Wednesday, July 30, 2008

Screening for hypercholesterolemia - new guideline recommends screening of all children and drug therapy for those older than seven. Wise?

Pediatricians and family physicians alarmed by the growing prevalence of obesity in children in their waiting rooms and increasingly frustrated by their lack of success in encouraging parents to try to get their child(ren) to lose weight and exercise more may welcome the recommendations of the Committee on Nutrition of the American Academy of Pediatrics.<1> The recommendations reverse previous guideline recommendation for obese children and now recommend cholesterol screening and treatment. Now they can do something. But should they follow the guidelines?

The new guidelines recommend screening for hypercholesterolemia in all children beginning at 2 years of age and (presumably)repeated annually. The screening is two-pronged beginning with an individual assessment of risk based on family history and the child’s current obesity and presence of other risk factors for cardiovascular disease (CVD). Then, those 8 years of age or over are treated with diet plus pharmacotherapy depending on the levels of hyperlipidemia.

Alas there are no clinical trials of drugs for hyperlipidemia in children and hence no evidence that drug therapy will reduce the child’s risk of cardiovascular disease later in life. Nor are there even medium term studies of risk of taking these drugs in children. There is some evidence that children with a homozygous defect in their metabolism of cholesterol (familial hypercholesterolemia) do respond to drugs commonly used to treat hypercholesterolemia in adults and that this may result in some improvement in the health of their arteries by slowing the normal growth of lipid and plaque changes that occur in these high risk children. Although in the short course of these studies the usual side-effects seen with these drugs in adults were also seen in children it will take much longer term studies to assess risk in growing children.
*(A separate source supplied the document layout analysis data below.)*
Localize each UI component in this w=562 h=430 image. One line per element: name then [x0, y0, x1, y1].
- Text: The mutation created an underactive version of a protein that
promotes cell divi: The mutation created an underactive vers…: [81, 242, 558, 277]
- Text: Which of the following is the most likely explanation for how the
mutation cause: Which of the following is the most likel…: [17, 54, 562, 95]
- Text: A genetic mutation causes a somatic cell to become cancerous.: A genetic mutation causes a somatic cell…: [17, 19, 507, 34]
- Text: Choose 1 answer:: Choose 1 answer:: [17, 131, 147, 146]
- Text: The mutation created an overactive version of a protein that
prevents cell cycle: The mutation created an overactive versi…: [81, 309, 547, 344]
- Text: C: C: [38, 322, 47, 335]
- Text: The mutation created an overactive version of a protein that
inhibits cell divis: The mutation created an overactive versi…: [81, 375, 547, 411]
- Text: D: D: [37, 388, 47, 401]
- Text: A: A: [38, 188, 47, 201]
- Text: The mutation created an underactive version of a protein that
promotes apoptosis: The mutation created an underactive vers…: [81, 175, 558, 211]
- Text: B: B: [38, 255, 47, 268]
What’s wrong with the recommendation that children be screened for hyperlipidemia?

Screening is the deliberate selection of “healthy individuals for the purpose of separating them into groups with high and low probabilities of a given disorder”<2>, in this case all children over the age of two. The purpose is to identify those at risk and to treat them at an earlier point in time to prevent later disease. In screening there is “the implicit promise that those who volunteer to be screened will benefit.” <2>

This is a bold promise in any screening question but it is an audacious promise to children with hypercholesterolemia. There is but fragmentary and tangential evidence of benefit. Granted the evidence needed to make the promise will be difficult to attain, requiring large clinical trials lasting for decades and demanding that children and their parents administer daily doses of cholesterol lowering drugs (or placebos).
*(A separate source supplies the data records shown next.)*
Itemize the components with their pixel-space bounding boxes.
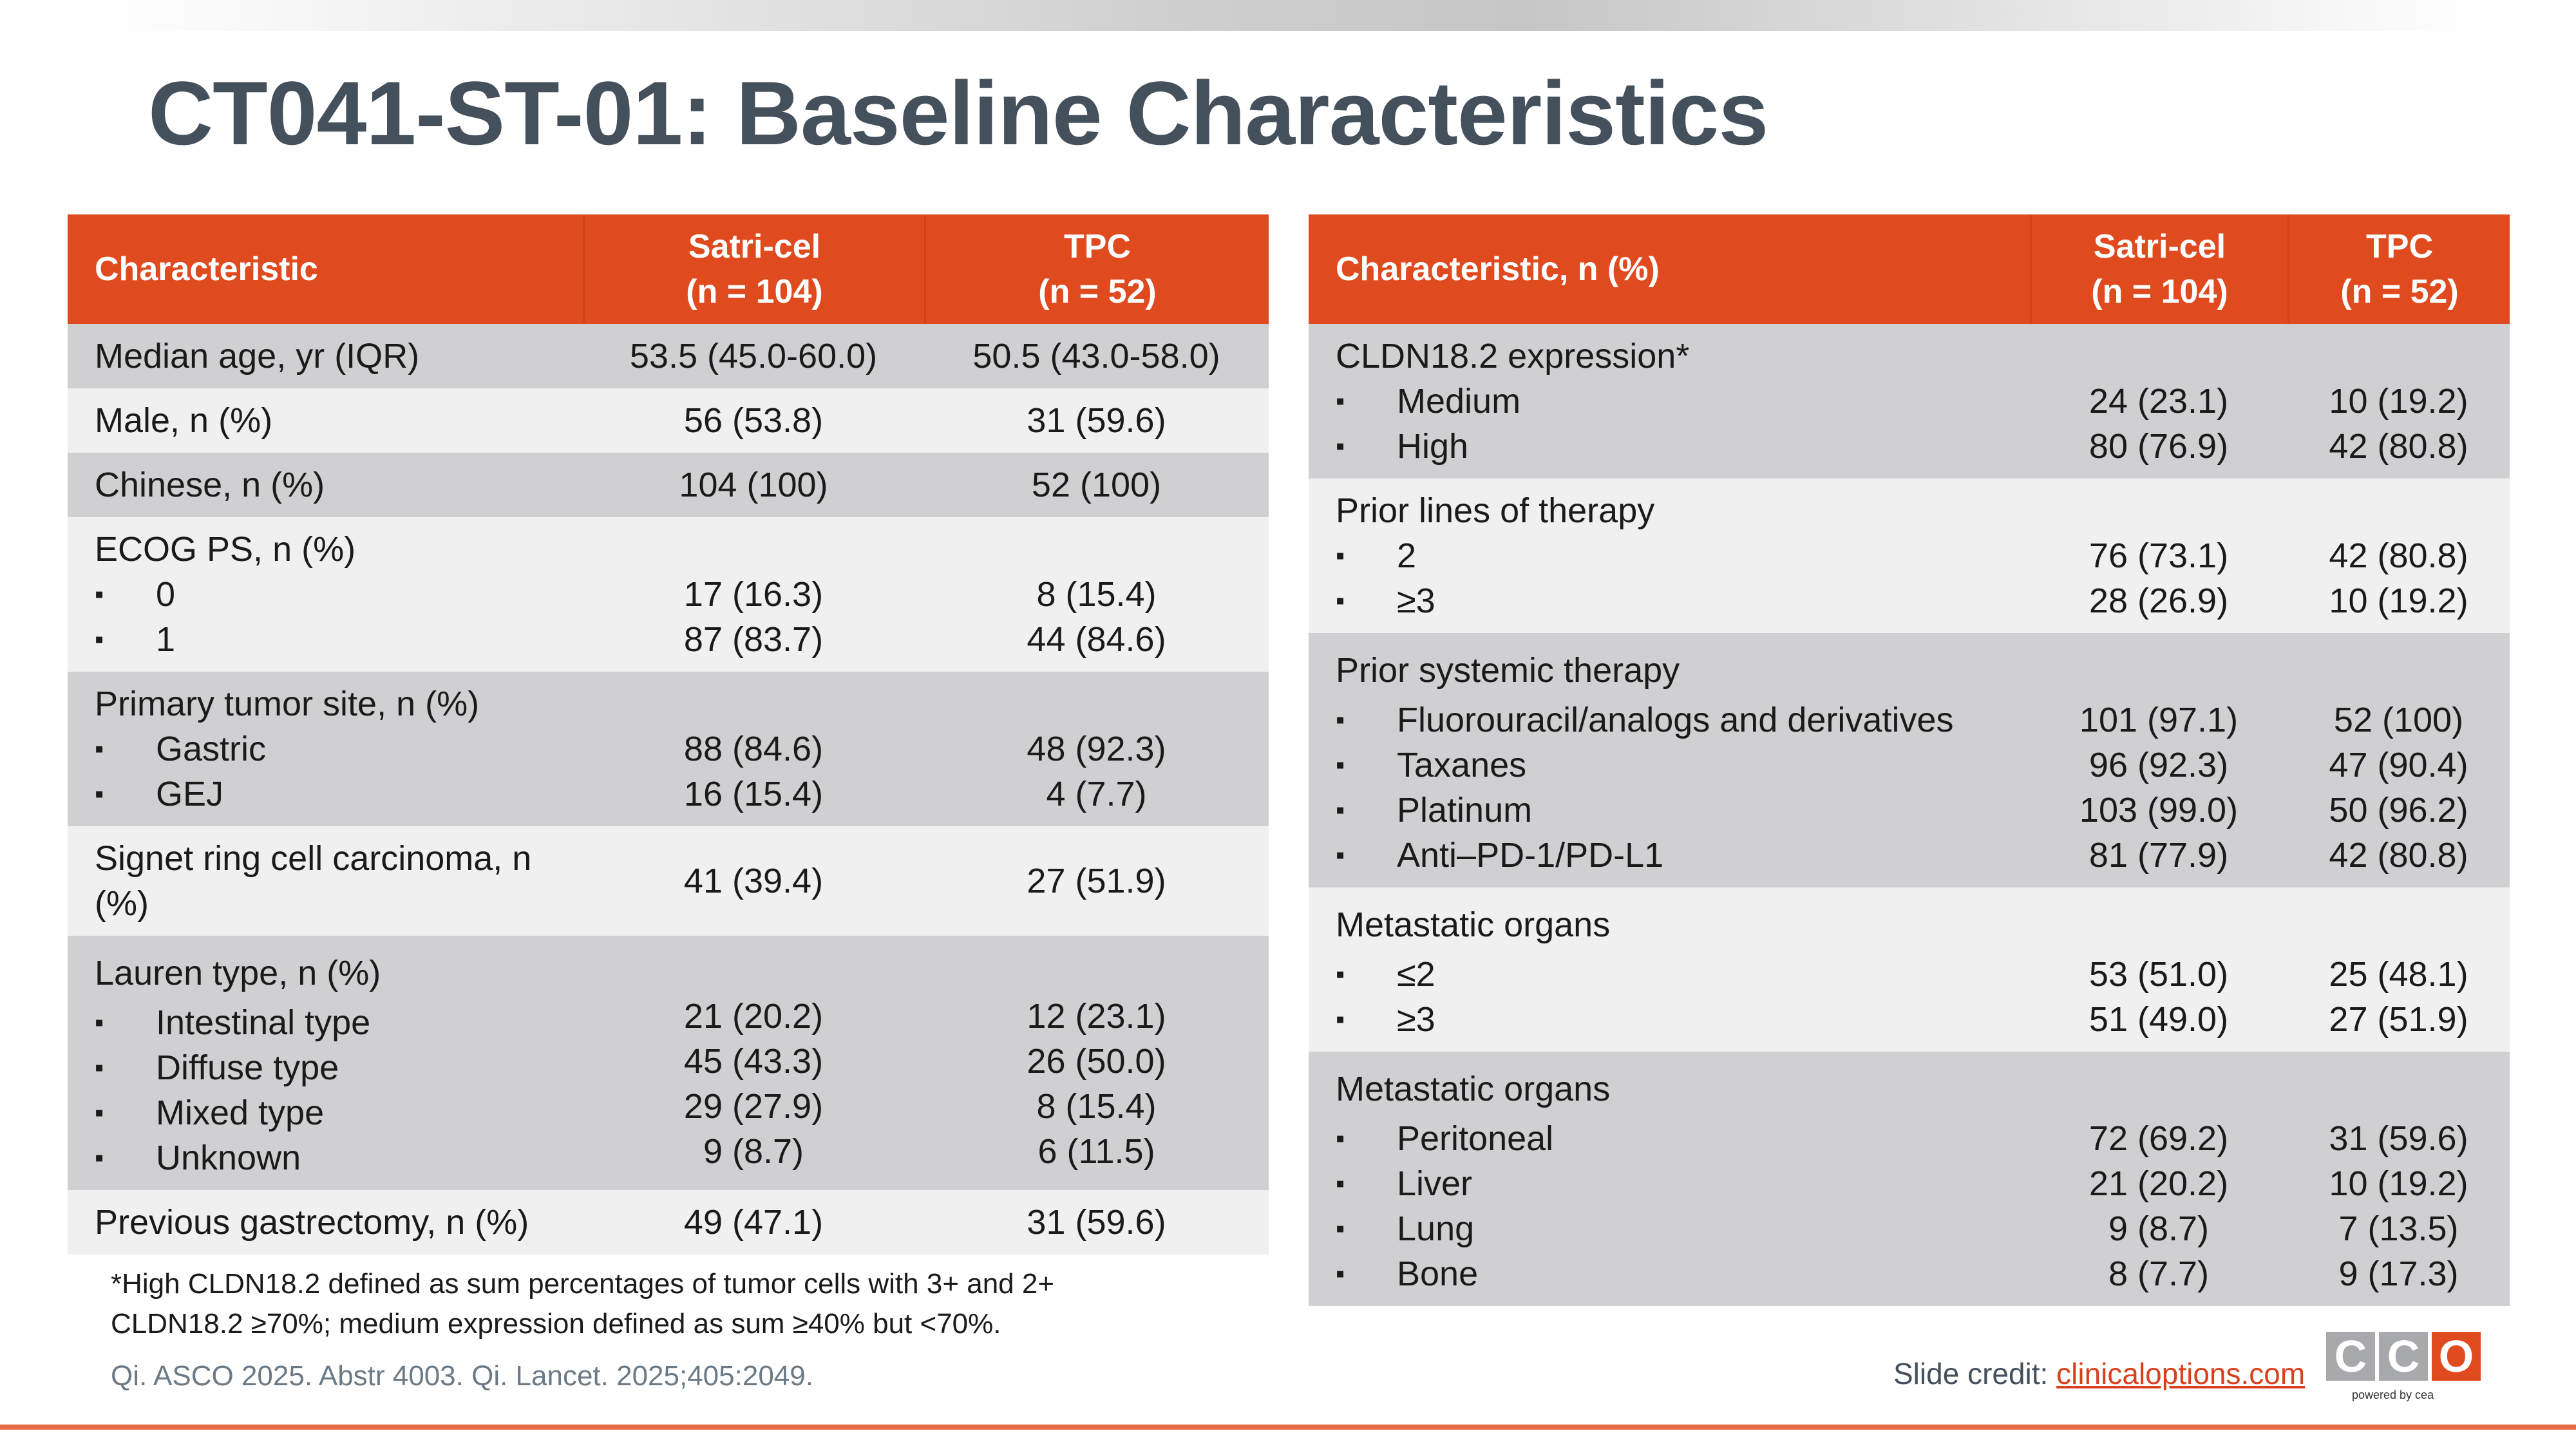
left-table: Characteristic Satri-cel (n = 104) TPC (…: [68, 214, 1269, 1255]
table-row: Metastatic organs ▪ ≤2 ▪ ≥3 53 (51.0) 51 (…: [1309, 887, 2510, 1052]
bullet-icon: ▪: [1336, 960, 1345, 989]
bullet-icon: ▪: [1336, 432, 1345, 460]
bullet-icon: ▪: [95, 735, 104, 763]
bullet-icon: ▪: [1336, 1005, 1345, 1034]
logo-letter: C: [2326, 1331, 2375, 1381]
bullet-icon: ▪: [1336, 1124, 1345, 1153]
table-row: Lauren type, n (%) ▪ Intestinal type ▪ Dif…: [68, 936, 1269, 1190]
table-row: Prior lines of therapy ▪ 2 ▪ ≥3 76 (73.1) …: [1309, 478, 2510, 633]
bullet-icon: ▪: [1336, 587, 1345, 615]
bullet-icon: ▪: [95, 1054, 104, 1082]
bullet-icon: ▪: [1336, 706, 1345, 734]
bullet-icon: ▪: [1336, 542, 1345, 570]
header-satri-cel: Satri-cel (n = 104): [2030, 214, 2287, 324]
bullet-icon: ▪: [1336, 387, 1345, 415]
header-tpc: TPC (n = 52): [924, 214, 1269, 324]
right-table-header: Characteristic, n (%) Satri-cel (n = 104…: [1309, 214, 2510, 324]
bullet-icon: ▪: [1336, 1215, 1345, 1243]
bullet-icon: ▪: [95, 1009, 104, 1037]
table-row: Metastatic organs ▪ Peritoneal ▪ Liver ▪ Lu…: [1309, 1052, 2510, 1306]
header-characteristic-n: Characteristic, n (%): [1336, 251, 1660, 288]
header-satri-cel: Satri-cel (n = 104): [583, 214, 924, 324]
table-row: ECOG PS, n (%) ▪ 0 ▪ 1 17 (16.3) 87 (83.7)…: [68, 517, 1269, 672]
table-row: Male, n (%) 56 (53.8) 31 (59.6): [68, 388, 1269, 453]
bullet-icon: ▪: [1336, 751, 1345, 779]
table-row: Signet ring cell carcinoma, n (%) 41 (39…: [68, 826, 1269, 936]
bullet-icon: ▪: [1336, 796, 1345, 824]
bullet-icon: ▪: [1336, 1260, 1345, 1288]
logo-letter: C: [2379, 1331, 2428, 1381]
table-row: CLDN18.2 expression* ▪ Medium ▪ High 24 (2…: [1309, 324, 2510, 478]
right-table: Characteristic, n (%) Satri-cel (n = 104…: [1309, 214, 2510, 1306]
top-gradient-bar: [97, 0, 2479, 31]
bullet-icon: ▪: [1336, 1170, 1345, 1198]
logo-letter: O: [2432, 1331, 2481, 1381]
bullet-icon: ▪: [95, 580, 104, 609]
powered-by-text: powered by cea: [2352, 1388, 2434, 1401]
slide-title: CT041-ST-01: Baseline Characteristics: [148, 62, 1768, 164]
table-row: Chinese, n (%) 104 (100) 52 (100): [68, 453, 1269, 517]
bullet-icon: ▪: [95, 1099, 104, 1127]
bullet-icon: ▪: [1336, 841, 1345, 869]
left-table-header: Characteristic Satri-cel (n = 104) TPC (…: [68, 214, 1269, 324]
header-characteristic: Characteristic: [95, 251, 318, 288]
bottom-accent-line: [0, 1425, 2576, 1430]
bullet-icon: ▪: [95, 780, 104, 808]
slide-credit: Slide credit: clinicaloptions.com: [1893, 1357, 2306, 1390]
table-row: Prior systemic therapy ▪ Fluorouracil/ana…: [1309, 633, 2510, 887]
footnote: *High CLDN18.2 defined as sum percentage…: [111, 1268, 1055, 1340]
cco-logo: C C O powered by cea: [2326, 1331, 2483, 1416]
table-row: Median age, yr (IQR) 53.5 (45.0-60.0) 50…: [68, 324, 1269, 388]
table-row: Primary tumor site, n (%) ▪ Gastric ▪ GEJ …: [68, 672, 1269, 826]
table-row: Previous gastrectomy, n (%) 49 (47.1) 31…: [68, 1190, 1269, 1255]
bullet-icon: ▪: [95, 625, 104, 654]
clinicaloptions-link[interactable]: clinicaloptions.com: [2056, 1357, 2306, 1390]
header-tpc: TPC (n = 52): [2287, 214, 2510, 324]
source-citation: Qi. ASCO 2025. Abstr 4003. Qi. Lancet. 2…: [111, 1360, 813, 1392]
bullet-icon: ▪: [95, 1144, 104, 1172]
There is even no evidence (and probably no expectation) that even a fraction of children and their parents will take cholesterol lowering drugs for even a few months for a few years. We can expect considerable non-compliance, especially as children leave the parental grasp.

The Academy guidelines do not consider the costs of their recommendations - costs to individuals and to society. There are approximately 72 million children (under the age of 18) in the U.S of whom 10.6 million have no health insurance and would likely have no way to pay for screening and the decades of cholesterol lowering drugs. Health insurance companies in the US and technology assessment agencies in Canada and other countries should proceed cautiously when assessing this new offering by the American Academy of Pediatrics. Money might be more wisely spent elsewhere.
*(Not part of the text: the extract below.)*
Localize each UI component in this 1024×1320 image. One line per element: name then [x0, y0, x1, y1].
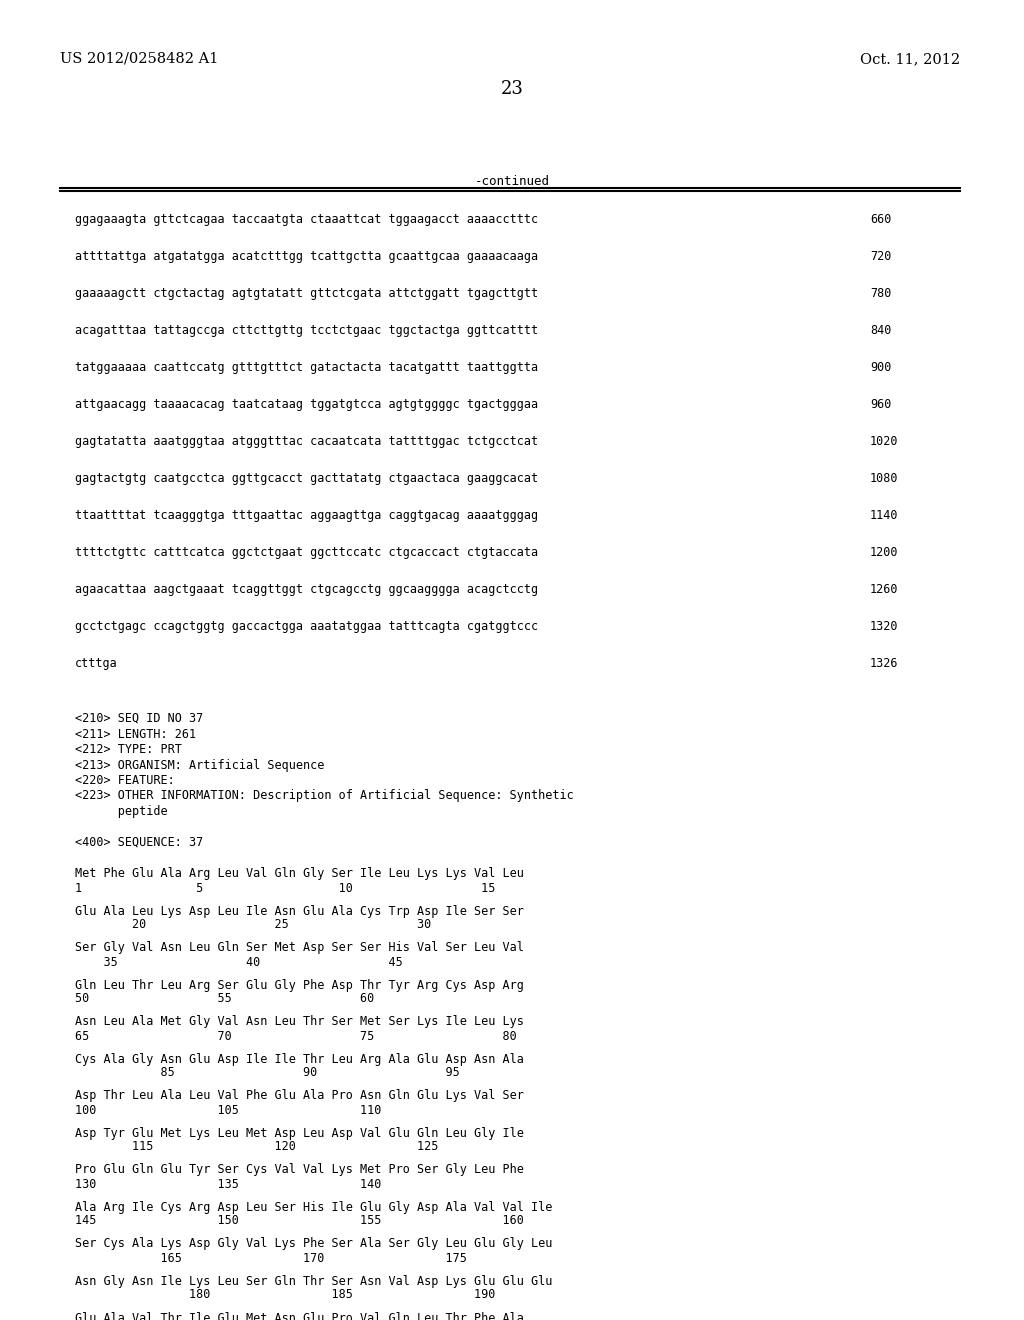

The screening for hypercholesterolemia recommendations of American Academy of Pediatrics meet few of the criteria for an acceptable screening intervention. <2,4> . Failure to meet the promise of an efficacious treatment, failure to assess harm, failure to assess and evaluate cost and opportunity cost ought to render this set of recommendations inoperable.

The algorithm, however, might be useful to pediatricians and family physicians faced with individual obese children with multiple risk factors for cardiovascular disease. They may opt to evaluate the lipid status of these patients and to consider lipid lowering agents after assessing the receptivity of parents and children to life-long therapy and the probabilities of reasonable compliance. But this is not screening, it is clinical practice, or as Sackett and Holland have it, “case finding”.

References:
1. Daniels SR, Greer FR, and the Committee on Nutrition. Lipid screening and cardiovascular health in childhood. Pediatrics 2008;122:198-208
2. Sackett DL, Holland WW. Controversy in the detection of disease. Lancet 1975
3. Census Brief. Children without health insurance. CENBR/98-1 March 1998
4. UK National Screening Committee. Criteria for appraising the viability, effectiveness and appropriateness of a screening program.